Il recupero delle plastiche in mare e l’educazione ambientale nelle scuole
Ma partiamo dagli effetti positivi di questa legge. Fino ad oggi, tutti i pescatori che recuperavano plastiche in mare non potevano riportarle a terra e smaltirle correttamente, pena la reclusione da uno a sei anni. Una vera follia che la Salvamare sembra aver finalmente risolto. Ora la classificazione dei rifiuti accidentalmente pescati come semplici rifiuti urbani (RSU) faciliterà enormemente sia il trasporto a terra che lo smaltimento, consentendo così di superare tanto i problemi operativi quanto i rischi a carico dei pescatori.

Un provvedimento – valido anche per fiumi e laghi – che farà bene in primis al mar Mediterraneo, dove finiscono quasi 230mila tonnellate di plastica l’anno, pari al contenuto di quasi 500 container. Si tratta di una quantità elevatissima: non deve perciò sorprendere se il “mare nostrum” contenga una percentuale tra il 21% e il 54% delle microplastiche globali. In più, nelle acque del Tirreno si trova la più alta concentrazione di piccole particelle di plastica mai misurata nelle profondità di un ambiente marino, pari a 1,9 milioni di frammenti per metro quadrato. 

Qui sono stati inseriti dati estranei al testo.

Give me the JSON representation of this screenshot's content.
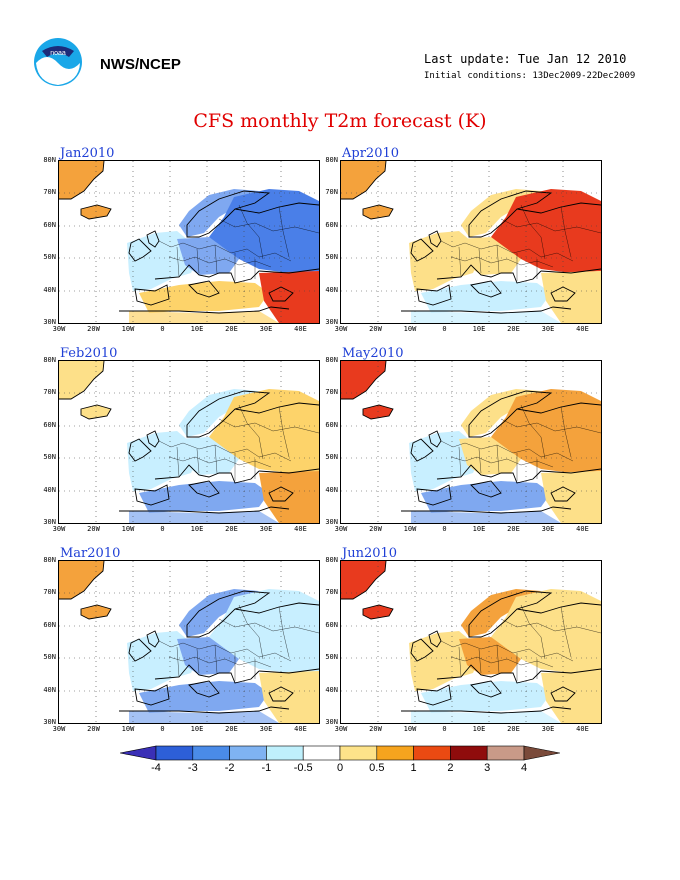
{
  "header": {
    "org": "NWS/NCEP",
    "last_update": "Last update: Tue Jan 12 2010",
    "initial_conditions": "Initial conditions: 13Dec2009-22Dec2009"
  },
  "title": "CFS monthly T2m forecast (K)",
  "axes": {
    "lat": [
      "80N",
      "70N",
      "60N",
      "50N",
      "40N",
      "30N"
    ],
    "lon": [
      "30W",
      "20W",
      "10W",
      "0",
      "10E",
      "20E",
      "30E",
      "40E"
    ]
  },
  "panels": [
    {
      "month": "Jan2010",
      "colors": {
        "north": "#7fa8f0",
        "east": "#4a7fe8",
        "west": "#c8efff",
        "med": "#fdd36a",
        "se": "#e83a1e",
        "green": "#f4a23c"
      }
    },
    {
      "month": "Feb2010",
      "colors": {
        "north": "#c8efff",
        "east": "#fdd36a",
        "west": "#c8efff",
        "med": "#7fa8f0",
        "se": "#f4a23c",
        "green": "#fde089"
      }
    },
    {
      "month": "Mar2010",
      "colors": {
        "north": "#7fa8f0",
        "east": "#c8efff",
        "west": "#c8efff",
        "med": "#7fa8f0",
        "se": "#fde089",
        "green": "#f4a23c"
      }
    },
    {
      "month": "Apr2010",
      "colors": {
        "north": "#fde089",
        "east": "#e83a1e",
        "west": "#fde089",
        "med": "#c8efff",
        "se": "#fde089",
        "green": "#f4a23c"
      }
    },
    {
      "month": "May2010",
      "colors": {
        "north": "#fde089",
        "east": "#f4a23c",
        "west": "#c8efff",
        "med": "#7fa8f0",
        "se": "#fde089",
        "green": "#e83a1e"
      }
    },
    {
      "month": "Jun2010",
      "colors": {
        "north": "#f4a23c",
        "east": "#fde089",
        "west": "#fde089",
        "med": "#c8efff",
        "se": "#fde089",
        "green": "#e83a1e"
      }
    }
  ],
  "colorbar": {
    "ticks": [
      "-4",
      "-3",
      "-2",
      "-1",
      "-0.5",
      "0",
      "0.5",
      "1",
      "2",
      "3",
      "4"
    ],
    "colors": [
      "#3a2fb6",
      "#2d5fd8",
      "#4a8be8",
      "#7fb3f2",
      "#bff0fc",
      "#ffffff",
      "#fde38a",
      "#f6a41e",
      "#ea4a12",
      "#8f0c0c",
      "#c99a88",
      "#7a4a3a"
    ]
  }
}
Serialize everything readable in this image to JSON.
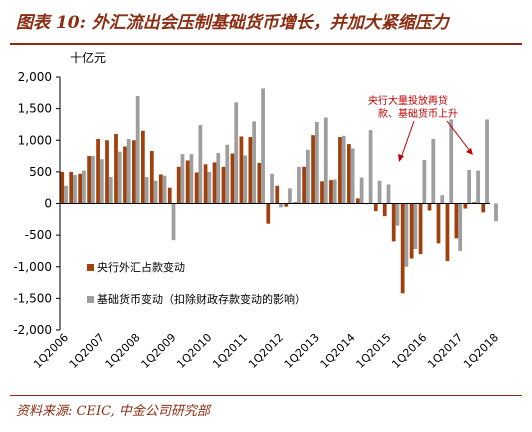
{
  "header": {
    "figure_title": "图表 10: 外汇流出会压制基础货币增长，并加大紧缩压力"
  },
  "footer": {
    "source": "资料来源: CEIC, 中金公司研究部"
  },
  "colors": {
    "brand": "#8b2d12",
    "series_fx": "#a0410d",
    "series_base": "#9e9e9e",
    "annotation": "#c00000"
  },
  "chart_data": {
    "type": "bar",
    "unit_label": "十亿元",
    "ylim": [
      -2000,
      2000
    ],
    "yticks": [
      "2,000",
      "1,500",
      "1,000",
      "500",
      "0",
      "-500",
      "-1,000",
      "-1,500",
      "-2,000"
    ],
    "ytick_values": [
      2000,
      1500,
      1000,
      500,
      0,
      -500,
      -1000,
      -1500,
      -2000
    ],
    "x_start": "2006-01",
    "xtick_labels": [
      "1Q2006",
      "1Q2007",
      "1Q2008",
      "1Q2009",
      "1Q2010",
      "1Q2011",
      "1Q2012",
      "1Q2013",
      "1Q2014",
      "1Q2015",
      "1Q2016",
      "1Q2017",
      "1Q2018"
    ],
    "grid": false,
    "legend_position": "lower-left",
    "series": [
      {
        "name": "央行外汇占款变动",
        "values": [
          500,
          500,
          470,
          750,
          1020,
          1000,
          1100,
          900,
          1000,
          1150,
          830,
          460,
          250,
          580,
          680,
          490,
          620,
          650,
          580,
          790,
          1060,
          1050,
          640,
          -320,
          280,
          -50,
          20,
          580,
          1080,
          350,
          370,
          1050,
          940,
          80,
          -10,
          -120,
          -200,
          -600,
          -1420,
          -870,
          -800,
          -110,
          -630,
          -910,
          -550,
          -80,
          20,
          -140
        ]
      },
      {
        "name": "基础货币变动（扣除财政存款变动的影响）",
        "values": [
          280,
          450,
          520,
          750,
          700,
          420,
          820,
          1020,
          1700,
          420,
          360,
          440,
          -580,
          780,
          780,
          1240,
          500,
          800,
          930,
          1600,
          760,
          1300,
          1820,
          470,
          -60,
          240,
          580,
          850,
          1290,
          1360,
          380,
          1070,
          870,
          410,
          1160,
          360,
          300,
          -350,
          -1000,
          -720,
          690,
          1020,
          130,
          1330,
          -750,
          530,
          520,
          1330,
          -280
        ]
      }
    ],
    "annotation": {
      "line1": "央行大量投放再贷",
      "line2": "款、基础货币上升"
    }
  }
}
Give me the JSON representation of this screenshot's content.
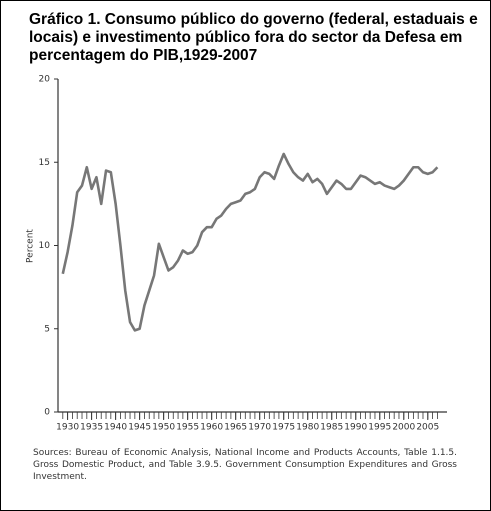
{
  "chart_data": {
    "type": "line",
    "title": "Gráfico 1. Consumo público do governo (federal, estaduais e locais) e investimento público fora do sector da Defesa em percentagem do PIB,1929-2007",
    "y_label": "Percent",
    "source": "Sources: Bureau of Economic Analysis, National Income and Products Accounts, Table 1.1.5. Gross Domestic Product, and Table 3.9.5. Government Consumption Expenditures and Gross Investment.",
    "x": [
      1929,
      1930,
      1931,
      1932,
      1933,
      1934,
      1935,
      1936,
      1937,
      1938,
      1939,
      1940,
      1941,
      1942,
      1943,
      1944,
      1945,
      1946,
      1947,
      1948,
      1949,
      1950,
      1951,
      1952,
      1953,
      1954,
      1955,
      1956,
      1957,
      1958,
      1959,
      1960,
      1961,
      1962,
      1963,
      1964,
      1965,
      1966,
      1967,
      1968,
      1969,
      1970,
      1971,
      1972,
      1973,
      1974,
      1975,
      1976,
      1977,
      1978,
      1979,
      1980,
      1981,
      1982,
      1983,
      1984,
      1985,
      1986,
      1987,
      1988,
      1989,
      1990,
      1991,
      1992,
      1993,
      1994,
      1995,
      1996,
      1997,
      1998,
      1999,
      2000,
      2001,
      2002,
      2003,
      2004,
      2005,
      2006,
      2007
    ],
    "series": [
      {
        "color": "#777777",
        "values": [
          8.3,
          9.6,
          11.2,
          13.2,
          13.6,
          14.7,
          13.4,
          14.1,
          12.5,
          14.5,
          14.4,
          12.5,
          10.0,
          7.3,
          5.4,
          4.9,
          5.0,
          6.4,
          7.3,
          8.2,
          10.1,
          9.3,
          8.5,
          8.7,
          9.1,
          9.7,
          9.5,
          9.6,
          10.0,
          10.8,
          11.1,
          11.1,
          11.6,
          11.8,
          12.2,
          12.5,
          12.6,
          12.7,
          13.1,
          13.2,
          13.4,
          14.1,
          14.4,
          14.3,
          14.0,
          14.8,
          15.5,
          14.9,
          14.4,
          14.1,
          13.9,
          14.3,
          13.8,
          14.0,
          13.7,
          13.1,
          13.5,
          13.9,
          13.7,
          13.4,
          13.4,
          13.8,
          14.2,
          14.1,
          13.9,
          13.7,
          13.8,
          13.6,
          13.5,
          13.4,
          13.6,
          13.9,
          14.3,
          14.7,
          14.7,
          14.4,
          14.3,
          14.4,
          14.7
        ]
      }
    ],
    "xlim": [
      1928,
      2009
    ],
    "xticks": [
      1930,
      1935,
      1940,
      1945,
      1950,
      1955,
      1960,
      1965,
      1970,
      1975,
      1980,
      1985,
      1990,
      1995,
      2000,
      2005
    ],
    "ylim": [
      0,
      20
    ],
    "yticks": [
      0,
      5,
      10,
      15,
      20
    ],
    "grid": false
  }
}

Per questo, la legge Salvamare si impegna a favorire la conservazione dell’ambiente – in particolare del mare e delle acque interne – oltre che un corretto conferimento dei rifiuti. Una pratica che è bene imparare sin da bambini. Ecco perché, grazie alla norma, nascerà a scuola una nuova materia: l’educazione ambientale, per insegnare ai ragazzi – tra le altre cose – come si svolge una corretta raccolta differenziata. 

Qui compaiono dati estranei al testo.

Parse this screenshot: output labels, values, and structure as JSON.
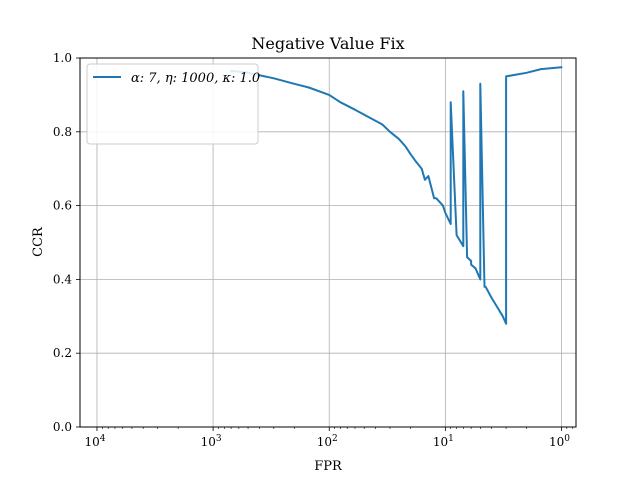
{
  "chart_data": {
    "type": "line",
    "title": "Negative Value Fix",
    "xlabel": "FPR",
    "ylabel": "CCR",
    "xscale": "log",
    "x_axis_reversed": true,
    "xlim": [
      14000,
      0.75
    ],
    "ylim": [
      0.0,
      1.0
    ],
    "grid": true,
    "legend_position": "top-left",
    "xticks": [
      {
        "value": 10000,
        "base": "10",
        "exp": "4"
      },
      {
        "value": 1000,
        "base": "10",
        "exp": "3"
      },
      {
        "value": 100,
        "base": "10",
        "exp": "2"
      },
      {
        "value": 10,
        "base": "10",
        "exp": "1"
      },
      {
        "value": 1,
        "base": "10",
        "exp": "0"
      }
    ],
    "yticks": [
      "0.0",
      "0.2",
      "0.4",
      "0.6",
      "0.8",
      "1.0"
    ],
    "series": [
      {
        "name": "α: 7,  η: 1000,  κ: 1.0",
        "color": "#1f77b4",
        "points": [
          [
            12.5,
            0.62
          ],
          [
            10,
            0.58
          ],
          [
            8,
            0.52
          ],
          [
            6.5,
            0.46
          ],
          [
            5.5,
            0.43
          ],
          [
            5,
            0.4
          ],
          [
            4.5,
            0.38
          ],
          [
            4,
            0.35
          ],
          [
            3.5,
            0.32
          ],
          [
            3,
            0.28
          ],
          [
            15,
            0.67
          ],
          [
            12,
            0.62
          ],
          [
            10.5,
            0.6
          ],
          [
            9,
            0.55
          ],
          [
            7,
            0.49
          ],
          [
            6,
            0.45
          ],
          [
            20,
            0.74
          ],
          [
            16,
            0.7
          ],
          [
            14,
            0.68
          ],
          [
            30,
            0.8
          ],
          [
            25,
            0.78
          ],
          [
            22,
            0.76
          ],
          [
            18,
            0.72
          ],
          [
            40,
            0.83
          ],
          [
            35,
            0.82
          ],
          [
            6,
            0.44
          ],
          [
            4.6,
            0.38
          ],
          [
            3.2,
            0.3
          ],
          [
            60,
            0.86
          ],
          [
            80,
            0.88
          ],
          [
            100,
            0.9
          ],
          [
            150,
            0.92
          ],
          [
            200,
            0.93
          ],
          [
            300,
            0.945
          ],
          [
            500,
            0.96
          ],
          [
            700,
            0.965
          ],
          [
            1,
            0.975
          ],
          [
            1.5,
            0.97
          ],
          [
            2,
            0.96
          ],
          [
            3,
            0.95
          ],
          [
            5,
            0.93
          ],
          [
            7,
            0.91
          ],
          [
            9,
            0.88
          ]
        ]
      }
    ]
  }
}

Lo sostiene lo stesso articolo 9 del provvedimento: nelle scuole devono essere «promosse le corrette pratiche di conferimento dei rifiuti e sul recupero e riuso dei beni e dei prodotti a fine ciclo, anche con riferimento alla riduzione dell’utilizzo della plastica, e sui sistemi di riutilizzo disponibili». L’educazione ambientale, finora, è stata una materia insegnata a discrezione degli istituti scolastici, nonostante lo sviluppo sostenibile sia uno dei nuclei tematici prioritari delle 33 ore di Educazione civica. Adesso, invece, diventerà obbligatoria per tutti. 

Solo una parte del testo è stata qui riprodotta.